Luego llega la noche. Y salimos.
Se celebran varios bailes en la ciudad, uno de ellos en el dique.
Bombillas multicolor dibujan los contornos de la pista, donde los cuerpos de las muchachas bailan y se acercan. En un baile no hay lugar para las penas o aflicciones, tan solo para inmensas esperanzas.
La única vez que nosotros bailamos fue durante la Liberación. Era como si nuestros cuerpos escapasen de sí mismos. Daban vueltas y vueltas, embriagados, pasaban de brazo en brazo, las bocas nos aplastaban las mejillas, los labios degustaban los nuestros, sonaban risas en nuestros oídos, las manos despertaban antiguos estremecimientos. Durante una hora, dos horas, dejamos de pertenecernos, éramos el cuerpo mismo de la alegría, su carne y su sangre. Durante una hora, dos horas, el final de la guerra aportó el final del miedo, las ganas de gritar palabras olvidadas, el ansia de creer en ellas.

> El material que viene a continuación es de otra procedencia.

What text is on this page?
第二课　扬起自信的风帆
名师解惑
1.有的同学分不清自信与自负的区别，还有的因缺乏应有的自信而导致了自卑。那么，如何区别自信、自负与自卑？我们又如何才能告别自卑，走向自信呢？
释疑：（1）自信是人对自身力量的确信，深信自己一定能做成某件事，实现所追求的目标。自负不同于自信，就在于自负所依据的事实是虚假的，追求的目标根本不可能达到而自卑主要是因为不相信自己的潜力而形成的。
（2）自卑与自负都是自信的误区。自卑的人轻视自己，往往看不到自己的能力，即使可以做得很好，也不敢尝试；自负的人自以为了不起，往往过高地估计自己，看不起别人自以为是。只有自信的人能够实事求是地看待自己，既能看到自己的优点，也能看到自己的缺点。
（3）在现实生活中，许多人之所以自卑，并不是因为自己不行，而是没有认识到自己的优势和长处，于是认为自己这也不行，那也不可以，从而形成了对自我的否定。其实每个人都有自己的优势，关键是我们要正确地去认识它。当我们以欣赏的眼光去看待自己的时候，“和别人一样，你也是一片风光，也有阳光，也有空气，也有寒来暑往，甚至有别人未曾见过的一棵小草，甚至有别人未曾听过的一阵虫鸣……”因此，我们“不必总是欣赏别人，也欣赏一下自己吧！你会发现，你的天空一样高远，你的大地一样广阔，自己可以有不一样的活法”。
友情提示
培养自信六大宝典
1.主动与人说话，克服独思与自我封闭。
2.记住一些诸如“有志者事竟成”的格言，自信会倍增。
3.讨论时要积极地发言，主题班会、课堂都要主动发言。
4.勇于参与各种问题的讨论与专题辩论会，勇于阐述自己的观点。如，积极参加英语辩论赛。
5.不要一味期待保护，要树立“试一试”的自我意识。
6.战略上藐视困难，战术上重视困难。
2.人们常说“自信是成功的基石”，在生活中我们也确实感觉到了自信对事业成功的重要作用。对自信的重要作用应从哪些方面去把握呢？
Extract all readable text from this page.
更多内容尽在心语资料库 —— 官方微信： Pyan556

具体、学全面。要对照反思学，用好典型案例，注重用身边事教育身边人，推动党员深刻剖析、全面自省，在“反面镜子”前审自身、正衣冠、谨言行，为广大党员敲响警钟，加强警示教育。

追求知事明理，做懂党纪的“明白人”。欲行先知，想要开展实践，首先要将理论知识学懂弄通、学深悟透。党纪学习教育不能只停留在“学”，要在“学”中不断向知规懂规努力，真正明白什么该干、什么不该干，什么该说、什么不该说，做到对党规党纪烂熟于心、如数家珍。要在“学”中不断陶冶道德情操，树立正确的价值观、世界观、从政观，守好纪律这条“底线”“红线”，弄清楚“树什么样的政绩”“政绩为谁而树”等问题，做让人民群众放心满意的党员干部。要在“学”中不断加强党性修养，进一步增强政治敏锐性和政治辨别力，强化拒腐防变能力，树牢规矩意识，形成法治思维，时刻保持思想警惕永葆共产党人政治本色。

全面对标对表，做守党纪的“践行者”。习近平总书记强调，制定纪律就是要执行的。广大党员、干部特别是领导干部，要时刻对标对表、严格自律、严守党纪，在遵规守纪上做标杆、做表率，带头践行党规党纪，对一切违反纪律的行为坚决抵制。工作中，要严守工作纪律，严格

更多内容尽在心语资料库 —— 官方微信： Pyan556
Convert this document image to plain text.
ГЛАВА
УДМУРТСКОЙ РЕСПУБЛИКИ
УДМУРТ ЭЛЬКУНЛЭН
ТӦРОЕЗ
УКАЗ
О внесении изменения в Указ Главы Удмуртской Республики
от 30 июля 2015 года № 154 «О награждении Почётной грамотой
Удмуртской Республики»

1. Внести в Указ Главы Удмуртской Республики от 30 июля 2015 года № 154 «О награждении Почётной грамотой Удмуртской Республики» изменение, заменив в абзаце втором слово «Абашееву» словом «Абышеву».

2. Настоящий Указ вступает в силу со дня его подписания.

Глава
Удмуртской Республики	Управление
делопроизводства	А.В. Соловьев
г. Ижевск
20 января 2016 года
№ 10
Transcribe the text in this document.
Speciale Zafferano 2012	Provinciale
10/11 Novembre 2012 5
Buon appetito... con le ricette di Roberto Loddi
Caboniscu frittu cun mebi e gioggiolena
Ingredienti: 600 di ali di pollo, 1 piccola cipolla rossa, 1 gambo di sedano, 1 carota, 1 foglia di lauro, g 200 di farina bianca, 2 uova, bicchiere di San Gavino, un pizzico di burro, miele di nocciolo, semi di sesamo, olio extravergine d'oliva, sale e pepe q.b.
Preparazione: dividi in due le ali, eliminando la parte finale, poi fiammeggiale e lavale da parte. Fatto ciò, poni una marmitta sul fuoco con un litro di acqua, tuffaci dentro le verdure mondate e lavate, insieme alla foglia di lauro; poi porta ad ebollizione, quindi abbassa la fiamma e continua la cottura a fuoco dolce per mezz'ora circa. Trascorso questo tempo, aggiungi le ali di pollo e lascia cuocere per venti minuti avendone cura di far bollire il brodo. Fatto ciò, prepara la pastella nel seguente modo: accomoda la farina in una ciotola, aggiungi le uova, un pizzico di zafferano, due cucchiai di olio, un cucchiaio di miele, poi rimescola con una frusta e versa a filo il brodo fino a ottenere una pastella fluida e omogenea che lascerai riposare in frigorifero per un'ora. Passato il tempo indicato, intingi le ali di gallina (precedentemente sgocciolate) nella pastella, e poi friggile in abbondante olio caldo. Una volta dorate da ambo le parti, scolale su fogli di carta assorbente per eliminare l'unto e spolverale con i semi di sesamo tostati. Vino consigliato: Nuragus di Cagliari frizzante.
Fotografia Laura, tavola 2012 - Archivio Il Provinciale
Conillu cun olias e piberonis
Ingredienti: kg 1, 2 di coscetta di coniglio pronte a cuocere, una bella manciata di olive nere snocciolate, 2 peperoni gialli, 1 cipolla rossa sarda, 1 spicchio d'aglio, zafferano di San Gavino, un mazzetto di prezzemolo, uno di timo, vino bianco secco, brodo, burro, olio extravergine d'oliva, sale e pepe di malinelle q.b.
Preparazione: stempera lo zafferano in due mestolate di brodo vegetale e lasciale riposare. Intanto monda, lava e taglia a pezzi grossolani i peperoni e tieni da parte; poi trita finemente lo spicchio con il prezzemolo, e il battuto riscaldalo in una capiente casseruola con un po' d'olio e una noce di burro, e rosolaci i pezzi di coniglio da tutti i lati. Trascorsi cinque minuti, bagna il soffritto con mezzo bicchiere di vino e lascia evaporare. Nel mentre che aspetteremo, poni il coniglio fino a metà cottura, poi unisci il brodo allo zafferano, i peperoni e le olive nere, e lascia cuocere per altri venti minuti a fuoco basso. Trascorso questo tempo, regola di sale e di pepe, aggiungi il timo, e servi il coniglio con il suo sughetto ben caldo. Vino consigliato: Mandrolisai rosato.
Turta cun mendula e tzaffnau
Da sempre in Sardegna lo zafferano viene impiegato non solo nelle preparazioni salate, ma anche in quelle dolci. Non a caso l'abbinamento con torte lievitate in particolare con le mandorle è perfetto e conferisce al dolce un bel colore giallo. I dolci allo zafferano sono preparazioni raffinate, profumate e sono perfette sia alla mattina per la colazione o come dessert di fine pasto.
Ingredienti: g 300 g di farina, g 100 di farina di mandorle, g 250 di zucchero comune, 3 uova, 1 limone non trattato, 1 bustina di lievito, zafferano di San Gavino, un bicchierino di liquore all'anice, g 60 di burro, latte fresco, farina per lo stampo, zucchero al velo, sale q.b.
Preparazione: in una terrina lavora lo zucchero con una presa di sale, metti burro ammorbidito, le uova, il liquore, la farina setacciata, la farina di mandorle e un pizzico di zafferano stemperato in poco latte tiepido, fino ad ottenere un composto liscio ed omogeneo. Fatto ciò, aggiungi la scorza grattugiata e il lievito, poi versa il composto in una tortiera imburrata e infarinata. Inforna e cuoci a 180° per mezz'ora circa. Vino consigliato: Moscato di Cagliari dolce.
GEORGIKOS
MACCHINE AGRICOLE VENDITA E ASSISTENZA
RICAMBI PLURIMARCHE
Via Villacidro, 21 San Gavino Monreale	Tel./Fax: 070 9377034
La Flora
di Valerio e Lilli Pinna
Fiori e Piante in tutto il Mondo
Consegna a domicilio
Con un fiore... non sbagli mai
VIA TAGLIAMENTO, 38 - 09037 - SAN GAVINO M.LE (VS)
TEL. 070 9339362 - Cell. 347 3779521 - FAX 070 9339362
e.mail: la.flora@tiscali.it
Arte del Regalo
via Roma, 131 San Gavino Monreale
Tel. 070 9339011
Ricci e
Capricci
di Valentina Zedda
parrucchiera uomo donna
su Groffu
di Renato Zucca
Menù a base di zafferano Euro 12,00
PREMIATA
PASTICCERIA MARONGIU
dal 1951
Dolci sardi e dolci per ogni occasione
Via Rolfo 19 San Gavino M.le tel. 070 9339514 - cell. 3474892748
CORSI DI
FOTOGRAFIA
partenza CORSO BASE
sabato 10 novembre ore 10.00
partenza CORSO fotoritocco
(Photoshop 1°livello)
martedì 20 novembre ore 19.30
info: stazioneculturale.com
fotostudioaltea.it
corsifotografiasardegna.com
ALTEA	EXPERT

Sin embargo, el perdón resulta tan difícil…
Bordeamos la pista de baile, hoy nuestros cuerpos ya no podrían menearse de ese modo; nuestras viejas manos se aferran la una a la otra cuando, por detrás de las casetas de baño multicolores, bajamos los peldaños de madera desgastada, tan estrechos, peligrosos, que nos llevan a la playa. Nos quitamos los zapatos y de inmediato el frío de la arena nos sobrecoge. Tiritamos. Se trata de un escalofrío de infancia, de un redescubrimiento. Una sorpresa.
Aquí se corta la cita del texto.